Was ist Betreutes Wohnen?

betreutes Wohnen

Die meisten Menschen möchten auch im Alter so lange wie möglich selbstständig leben. Doch was, wenn manche Dinge wie der tägliche Einkauf oder andere Tätigkeiten immer schwerer fallen? Auch mit Pflegegrad 1 kann es daher empfehlenswert sein, sich Unterstützung zu suchen und über einen „Umzug ins Betreute Wohnen“ nachzudenken. Doch was ist Betreutes Wohnen eigentlich? Dieser Frage wollen wir in diesem Beitrag nachgehen. Doch auch andere Begriffe, hinter denen sich ebenfalls das Service-Wohnen oder Betreute Wohnen verbergen kann, wollen wir einmal etwas näher beleuchten.

Betreutes Wohnen – Selbstständiges Wohnen mit Extra-Service

In diesem Beitrag gehen wir nur auf das Betreute Wohnen für Senioren ein. Daneben gibt es jedoch auch das Betreute Wohnen für seelisch, geistig oder körperlich behinderte Menschen sowie für Jugendliche, die aus unterschiedlichen Gründen nicht bei ihren Eltern leben können.

Service-Wohnen oder Betreutes Wohnen sind zwei austauschbare Begriffe für ein möglichst selbstständiges Wohnen, welches Dienstleistungen wie beispielsweise Reinigungs-, Hausmeister- oder Fahrdienste beinhalten kann. Weitere, nicht integrierte Dienstleistungen können – je nach Bedarf – jederzeit dazugebucht werden, sind dann aber meist kostenpflichtig.

Welche Dienstleistungen jeweils Teil des Vertrages sind und welche kostenpflichtig dazugebucht werden können, sollten Sie unbedingt vor dem Umzug in Ihr neues Zuhause erfragen.
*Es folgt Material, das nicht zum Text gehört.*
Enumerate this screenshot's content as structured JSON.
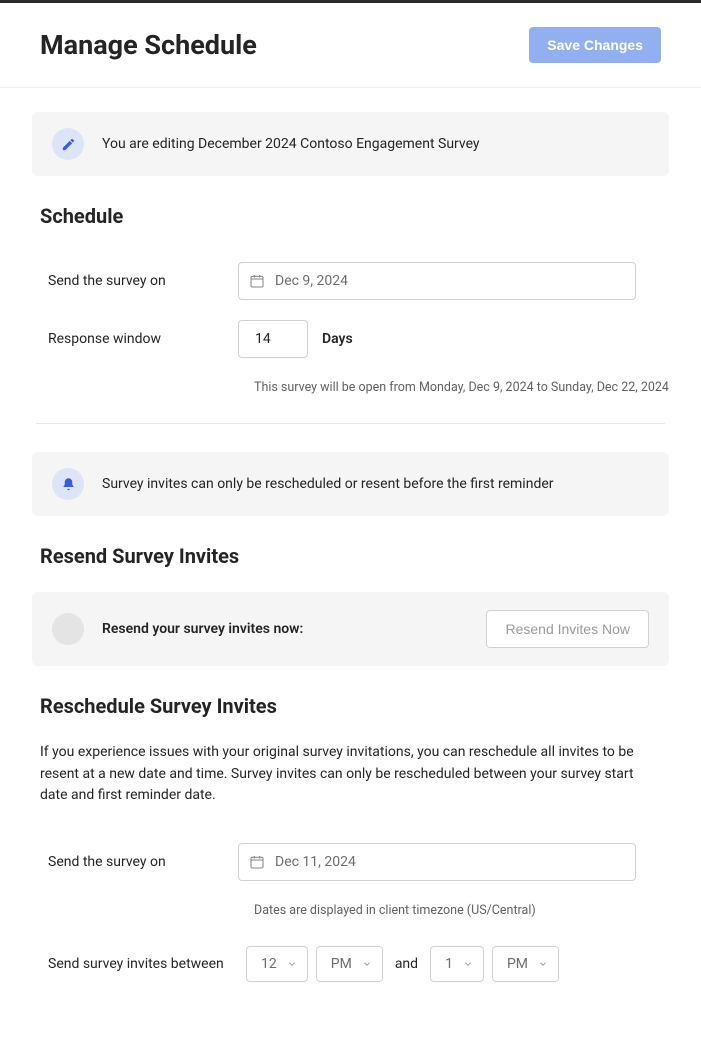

Denn der Begriff „Betreutes Wohnen oder Service-Wohnen“ ist weder geschützt, noch gibt es eine einheitliche Regelung darüber, welche Service-Leistungen hierzu gehören.
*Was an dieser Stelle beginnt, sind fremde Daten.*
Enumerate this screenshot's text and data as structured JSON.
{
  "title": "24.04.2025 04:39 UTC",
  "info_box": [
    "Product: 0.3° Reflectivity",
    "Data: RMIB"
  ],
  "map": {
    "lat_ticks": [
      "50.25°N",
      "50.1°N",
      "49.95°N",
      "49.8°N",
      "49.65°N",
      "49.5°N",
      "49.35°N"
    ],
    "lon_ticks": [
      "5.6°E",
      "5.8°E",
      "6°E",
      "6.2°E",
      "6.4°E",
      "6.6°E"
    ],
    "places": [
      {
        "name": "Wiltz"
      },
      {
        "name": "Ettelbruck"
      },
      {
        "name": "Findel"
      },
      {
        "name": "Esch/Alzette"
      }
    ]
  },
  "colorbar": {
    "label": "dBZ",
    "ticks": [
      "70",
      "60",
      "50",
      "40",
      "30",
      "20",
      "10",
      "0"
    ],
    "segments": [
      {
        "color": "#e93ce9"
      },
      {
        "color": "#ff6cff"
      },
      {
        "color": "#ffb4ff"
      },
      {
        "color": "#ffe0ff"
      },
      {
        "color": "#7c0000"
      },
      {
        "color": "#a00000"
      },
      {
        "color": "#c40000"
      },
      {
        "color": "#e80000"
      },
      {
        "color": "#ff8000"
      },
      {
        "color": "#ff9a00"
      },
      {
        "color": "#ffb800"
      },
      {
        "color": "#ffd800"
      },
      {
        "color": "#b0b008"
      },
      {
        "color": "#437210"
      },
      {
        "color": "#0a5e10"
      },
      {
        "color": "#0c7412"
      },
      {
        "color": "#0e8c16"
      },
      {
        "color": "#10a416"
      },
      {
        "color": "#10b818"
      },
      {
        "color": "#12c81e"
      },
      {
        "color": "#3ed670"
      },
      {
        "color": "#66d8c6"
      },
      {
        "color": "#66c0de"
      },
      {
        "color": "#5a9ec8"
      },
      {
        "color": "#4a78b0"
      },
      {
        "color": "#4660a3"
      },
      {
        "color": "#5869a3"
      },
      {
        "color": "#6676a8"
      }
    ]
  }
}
Für wen eignet sich das Betreute Wohnen?

Beim Betreuten Wohnen handelt es sich meist um barrierefreie Wohnparks oder Senioren-Wohnanlagen, die explizit Betreutes Wohnen anbieten.

Die meisten dieser Wohnanlagen sind für ältere, aber geringfügig pflegebedürftige Senioren geeignet. Einige wenige Seniorenparks oder Anlagen für Betreutes Wohnen beherbergen auf ihrem Wohngelände aber auch einen Bereich für pflegebedürftige Senioren. Diese können dann bei Bedarf von der Wohnanlage für Betreutes Wohnen in das nahegelegene Pflegeheim umziehen. Ohnehin ist bei den meisten Wohnanlagen für Service-Wohnen auch ein Pflegedienst ansässig, den auch die Senioren in der Anlage für Betreutes Wohnen in Anspruch nehmen können.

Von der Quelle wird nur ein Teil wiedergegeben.